I know that there is probably a bad/stupid mistake here, and that I should just take the derivative with respect to $s$, but I cannot figure out why exactly we are having the $dt$ MATCH the upper limit of the integral, $t$. Can anyone shed some light here?
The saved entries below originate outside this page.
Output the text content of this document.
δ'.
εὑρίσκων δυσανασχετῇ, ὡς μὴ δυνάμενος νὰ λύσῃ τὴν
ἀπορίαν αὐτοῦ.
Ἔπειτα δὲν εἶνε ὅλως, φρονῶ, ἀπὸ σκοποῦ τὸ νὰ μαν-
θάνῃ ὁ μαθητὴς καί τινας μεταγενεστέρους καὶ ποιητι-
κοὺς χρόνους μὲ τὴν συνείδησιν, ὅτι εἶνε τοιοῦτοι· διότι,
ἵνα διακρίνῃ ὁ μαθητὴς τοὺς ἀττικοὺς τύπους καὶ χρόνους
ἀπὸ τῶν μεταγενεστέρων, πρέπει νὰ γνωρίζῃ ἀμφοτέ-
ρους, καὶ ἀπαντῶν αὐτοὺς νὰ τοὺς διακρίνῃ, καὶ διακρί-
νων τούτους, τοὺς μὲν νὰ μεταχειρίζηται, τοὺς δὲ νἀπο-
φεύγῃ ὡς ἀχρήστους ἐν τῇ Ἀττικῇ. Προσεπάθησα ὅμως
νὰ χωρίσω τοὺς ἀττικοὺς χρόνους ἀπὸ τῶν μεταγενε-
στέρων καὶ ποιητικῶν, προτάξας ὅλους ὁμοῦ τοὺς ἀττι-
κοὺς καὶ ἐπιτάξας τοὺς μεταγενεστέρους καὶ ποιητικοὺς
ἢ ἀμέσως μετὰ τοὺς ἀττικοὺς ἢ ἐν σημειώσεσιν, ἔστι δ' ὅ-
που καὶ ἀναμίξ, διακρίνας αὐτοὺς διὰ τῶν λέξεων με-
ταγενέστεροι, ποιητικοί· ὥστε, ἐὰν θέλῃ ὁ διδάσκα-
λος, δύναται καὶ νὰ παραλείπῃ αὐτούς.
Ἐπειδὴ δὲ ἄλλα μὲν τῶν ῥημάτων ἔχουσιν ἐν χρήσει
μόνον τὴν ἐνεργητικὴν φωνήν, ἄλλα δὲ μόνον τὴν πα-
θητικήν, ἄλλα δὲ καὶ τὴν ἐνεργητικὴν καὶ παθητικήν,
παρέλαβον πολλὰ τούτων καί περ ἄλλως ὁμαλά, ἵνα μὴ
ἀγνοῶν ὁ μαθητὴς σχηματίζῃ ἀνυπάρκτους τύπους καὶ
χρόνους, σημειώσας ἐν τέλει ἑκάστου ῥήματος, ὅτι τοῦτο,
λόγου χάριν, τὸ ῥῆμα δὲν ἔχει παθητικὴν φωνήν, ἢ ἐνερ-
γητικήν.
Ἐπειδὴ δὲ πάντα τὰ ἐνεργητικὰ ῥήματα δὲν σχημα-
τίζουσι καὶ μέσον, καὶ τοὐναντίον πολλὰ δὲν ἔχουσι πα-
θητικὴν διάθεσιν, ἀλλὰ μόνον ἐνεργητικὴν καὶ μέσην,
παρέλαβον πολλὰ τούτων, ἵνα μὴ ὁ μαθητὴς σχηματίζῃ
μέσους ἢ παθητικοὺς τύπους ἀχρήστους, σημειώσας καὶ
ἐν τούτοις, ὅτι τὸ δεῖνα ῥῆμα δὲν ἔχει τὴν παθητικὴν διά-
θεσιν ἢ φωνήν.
Thanks!

Answer 1

Choose $$f(t, B_t) = \frac{B_t^3}{3}$$

so that we have

$$ \frac{B_t^3}{3} = \int_0^t B_s^2 dB_s + \int_0^t 0 ds + \frac{1}{2}\int_0^t 2B_s ds $$

$$ \to E[\frac{B_t^3}{3}] = E[\int_0^t B_s^2 dB_s + \int_0^t 0 ds + \frac{1}{2}\int_0^t 2B_s ds] $$

$$ \to E[\frac{B_t^3}{3}] = E[\int_0^t B_s^2 dB_s] + \frac{1}{2}\int_0^t 2E[B_s] ds $$

$$ \to E[\frac{B_t^3}{3}] - \frac{1}{2}\int_0^t 2E[B_s] ds = E[\int_0^t B_s^2 dB_s] $$

$$ \to E[\frac{B_t^3}{3}] = E[\int_0^t B_s^2 dB_s] $$

$$ \to \frac{E[B_t^3]}{3} \stackrel{?}{=} \frac{0}{3} = E[\int_0^t B_s^2 dB_s] $$

Answer 2

Let $f(x) = \frac{x^3}{3}$ and for reference, note that $f'(x) = x^2$ and $f''(x) = 2x$. It\^o's formula gives us that \begin{eqnarray*} f(B_t) - f(0) &=& \int_0^t f'(B_s) dB_s + \frac{1}{2} \int_0^t f''(B_s) ds. \end{eqnarray*} Therefore, we see that \begin{eqnarray*} \frac{1}{3} B_t^3 &=& \int_0^t B_s^2 dB_s + \int_0^t B_s ds \\ \therefore \ \mathbb{E} \left( \frac{1}{3} B_t^3 \right) &=& \mathbb{E} \left( \int_0^t B_s^2 dB_s + \int_0^t B_s ds \right) \\ \therefore \ \frac{1}{3} \mathbb{E} (B_t^3) &=& \mathbb{E} \left( \int_0^t B_s^2 dB_s \right) + \mathbb{E} \left( \int_0^t B_s ds \right) \ \ \ \text{(linearity of expectation)}, \\ 0 &=& \mathbb{E} \left( \int_0^t B_s^2 dB_s \right) + \mathbb{E} \left( \int_0^t B_s ds \right) \\ \therefore \ \mathbb{E} \left( \int_0^t B_s^2 dB_s \right) &=& - \mathbb{E} \left( \int_0^t B_s ds \right) = - \int_0^t \mathbb{E}(B_s) ds \ \ \ \text{(Fubini)} \\ &=& 0, \end{eqnarray*} where the last line follows from the fact that the Brownian motion is normally distributed with mean zero.